(The Life Picture Collection/Getty Images)
(The Life Picture Collection/Getty Images)
Nothing Compares
It's been five years and zero days. April 21, 2016, was a Thursday and I was in New York on a day off from this newsletter. I was heading to Boston the next day for the beginning of Passover. ADAM WRAY, who was then curating FashionREDEF, called me with the news: a report that someone had died at PAISLEY PARK. I think they were already saying it happened in an elevator, but I might be remembering that part wrong. Awful news. And it didn't occur to me, didn't cross my mind at all, that it might be him. Why would it be him? I don't think I knew what fentanyl was. Not yet. I went about my business in the East Village, a little shaken, and maybe a little trying not to think about it. The news I didn't want to hear, the single most horrible news of what was already turning into the darkest year I'd ever lived through, came shortly after. I don't remember the exact moment, or who or what told me. I do remember feeling dazed, gutted, speechless. I remember the emptiness more than anything else. I remember walking around aimlessly. I remember getting into a cab on Broadway and hearing "THE MOST BEAUTIFUL GIRL IN THE WORLD" on the radio and tearing up inside and thinking to myself what a weird coincidence. It took a minute to register that, duh, everybody knew. The cab driver knew. The world knew. The radio knew. And then the tears started showing up outside.
I've thought about PRINCE a lot over the past five years. He still feels unusually present to me, partly because of the steady stream of music and video that has continued to surface as archivists pore through his legendary vault (which, as we learned after his death, was basically a small, disorganized room behind a locked door, which, we learned just this month, Prince had long forgotten the password for). Partly because of his unconventional, unfinished memoir.

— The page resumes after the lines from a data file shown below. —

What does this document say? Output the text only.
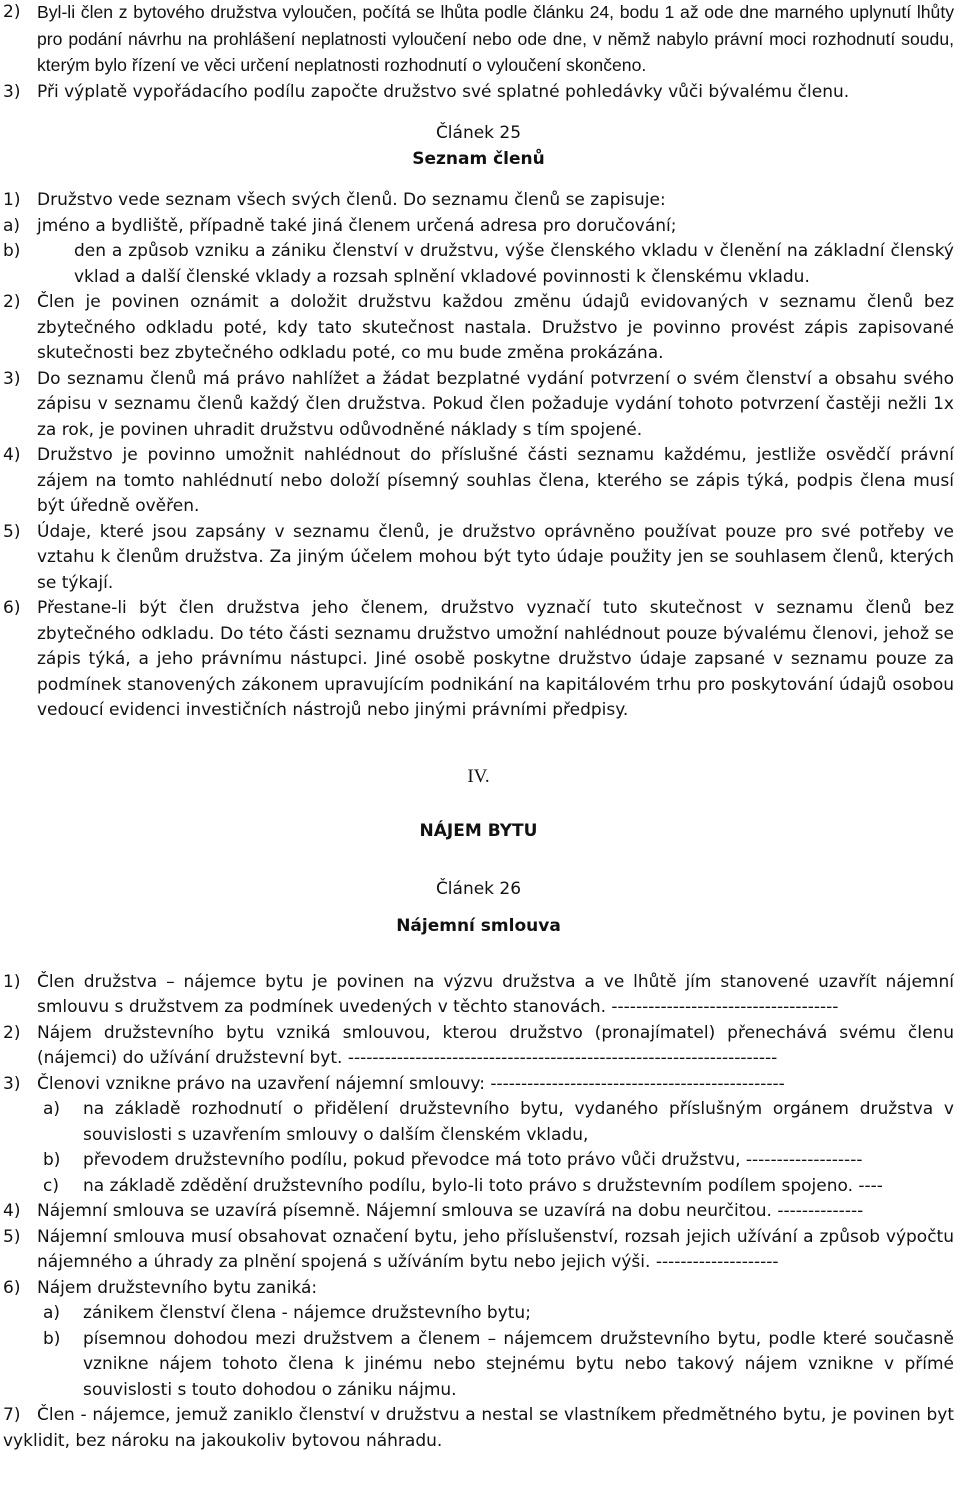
2) Byl-li člen z bytového družstva vyloučen, počítá se lhůta podle článku 24, bodu 1 až ode dne marného uplynutí lhůty pro podání návrhu na prohlášení neplatnosti vyloučení nebo ode dne, v němž nabylo právní moci rozhodnutí soudu, kterým bylo řízení ve věci určení neplatnosti rozhodnutí o vyloučení skončeno.
3) Při výplatě vypořádacího podílu započte družstvo své splatné pohledávky vůči bývalému členu.
Článek 25
Seznam členů
1) Družstvo vede seznam všech svých členů. Do seznamu členů se zapisuje:
a) jméno a bydliště, případně také jiná členem určená adresa pro doručování;
b)	den a způsob vzniku a zániku členství v družstvu, výše členského vkladu v členění na základní členský vklad a další členské vklady a rozsah splnění vkladové povinnosti k členskému vkladu.
2) Člen je povinen oznámit a doložit družstvu každou změnu údajů evidovaných v seznamu členů bez zbytečného odkladu poté, kdy tato skutečnost nastala. Družstvo je povinno provést zápis zapisované skutečnosti bez zbytečného odkladu poté, co mu bude změna prokázána.
3) Do seznamu členů má právo nahlížet a žádat bezplatné vydání potvrzení o svém členství a obsahu svého zápisu v seznamu členů každý člen družstva. Pokud člen požaduje vydání tohoto potvrzení častěji nežli 1x za rok, je povinen uhradit družstvu odůvodněné náklady s tím spojené.
4) Družstvo je povinno umožnit nahlédnout do příslušné části seznamu každému, jestliže osvědčí právní zájem na tomto nahlédnutí nebo doloží písemný souhlas člena, kterého se zápis týká, podpis člena musí být úředně ověřen.
5) Údaje, které jsou zapsány v seznamu členů, je družstvo oprávněno používat pouze pro své potřeby ve vztahu k členům družstva. Za jiným účelem mohou být tyto údaje použity jen se souhlasem členů, kterých se týkají.
6) Přestane-li být člen družstva jeho členem, družstvo vyznačí tuto skutečnost v seznamu členů bez zbytečného odkladu. Do této části seznamu družstvo umožní nahlédnout pouze bývalému členovi, jehož se zápis týká, a jeho právnímu nástupci. Jiné osobě poskytne družstvo údaje zapsané v seznamu pouze za podmínek stanovených zákonem upravujícím podnikání na kapitálovém trhu pro poskytování údajů osobou vedoucí evidenci investičních nástrojů nebo jinými právními předpisy.
IV.
NÁJEM BYTU
Článek 26
Nájemní smlouva
1) Člen družstva – nájemce bytu je povinen na výzvu družstva a ve lhůtě jím stanovené uzavřít nájemní smlouvu s družstvem za podmínek uvedených v těchto stanovách. -------------------------------------
2) Nájem družstevního bytu vzniká smlouvou, kterou družstvo (pronajímatel) přenechává svému členu (nájemci) do užívání družstevní byt. ----------------------------------------------------------------------
3) Členovi vznikne právo na uzavření nájemní smlouvy: ------------------------------------------------
a) na základě rozhodnutí o přidělení družstevního bytu, vydaného příslušným orgánem družstva v souvislosti s uzavřením smlouvy o dalším členském vkladu,
b) převodem družstevního podílu, pokud převodce má toto právo vůči družstvu, -------------------
c) na základě zdědění družstevního podílu, bylo-li toto právo s družstevním podílem spojeno. ----
4) Nájemní smlouva se uzavírá písemně. Nájemní smlouva se uzavírá na dobu neurčitou. --------------
5) Nájemní smlouva musí obsahovat označení bytu, jeho příslušenství, rozsah jejich užívání a způsob výpočtu nájemného a úhrady za plnění spojená s užíváním bytu nebo jejich výši. --------------------
6) Nájem družstevního bytu zaniká:
a) zánikem členství člena - nájemce družstevního bytu;
b) písemnou dohodou mezi družstvem a členem – nájemcem družstevního bytu, podle které současně vznikne nájem tohoto člena k jinému nebo stejnému bytu nebo takový nájem vznikne v přímé souvislosti s touto dohodou o zániku nájmu.
7) Člen - nájemce, jemuž zaniklo členství v družstvu a nestal se vlastníkem předmětného bytu, je povinen byt vyklidit, bez nároku na jakoukoliv bytovou náhradu.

Partly because of events like the cathartic dance party thrown by MAYA RUDOLPH and GRETCHEN LIEBERUM's Prince cover band, PRINCESS, in downtown Los Angeles the night before DONALD TRUMP's inauguration, when Prince's death still seemed like current news and his music remained as a spiritual rebuke to all that had happened in the months since. Partly because of the generosity of all that music, which skips freely between concise pop songs and open-ended jams, between sophisticated piano ballads and horny funk grooves, between boys and girls, sacred and profane, starfish and coffee. Partly because I still think the entire histories of pop, funk, blues, soul, rock and more reside somewhere within the perfect stripped-down two-and-a-half-minute sprawl of "TAMBORINE" and there are days when I still can't come up with a reason to listen to anything else.
I beat myself up every now and then for my terrible decision to pass up this not-so-secret secret show, 10 minutes from my house, in March 2014 because I was tired and I had an early flight to SXSW the next morning. And I'm an idiot. And I figured there'd be other four-hour secret shows 10 minutes from my house because, for a ridiculously long time, that's exactly how it felt. It still does sometimes.
Rest in Peace
JIM STEINMAN, operatic rock songwriter extraordinaire, best known for writing the entirety of MEAT LOAF's bombastically fantastic BAT OUT OF HELL, an album that by my reckoning was six years long, ending in 1983 with this BONNIE TYLER epic that Steinman wrote and produced. He also collaborated with the likes of CELINE DION and ANDREW LLOYD WEBBER... Producer, engineer and harmonica player BOB LANOIS, who opened Grant Avenue Studio with his brother Daniel in the 1970s in Hamilton, Ontario... Filmmaker MONTE HELLMAN, who directed JAMES TAYLOR and DENNIS WILSON in the groundbreaking TWO-LANE BLACKTOP.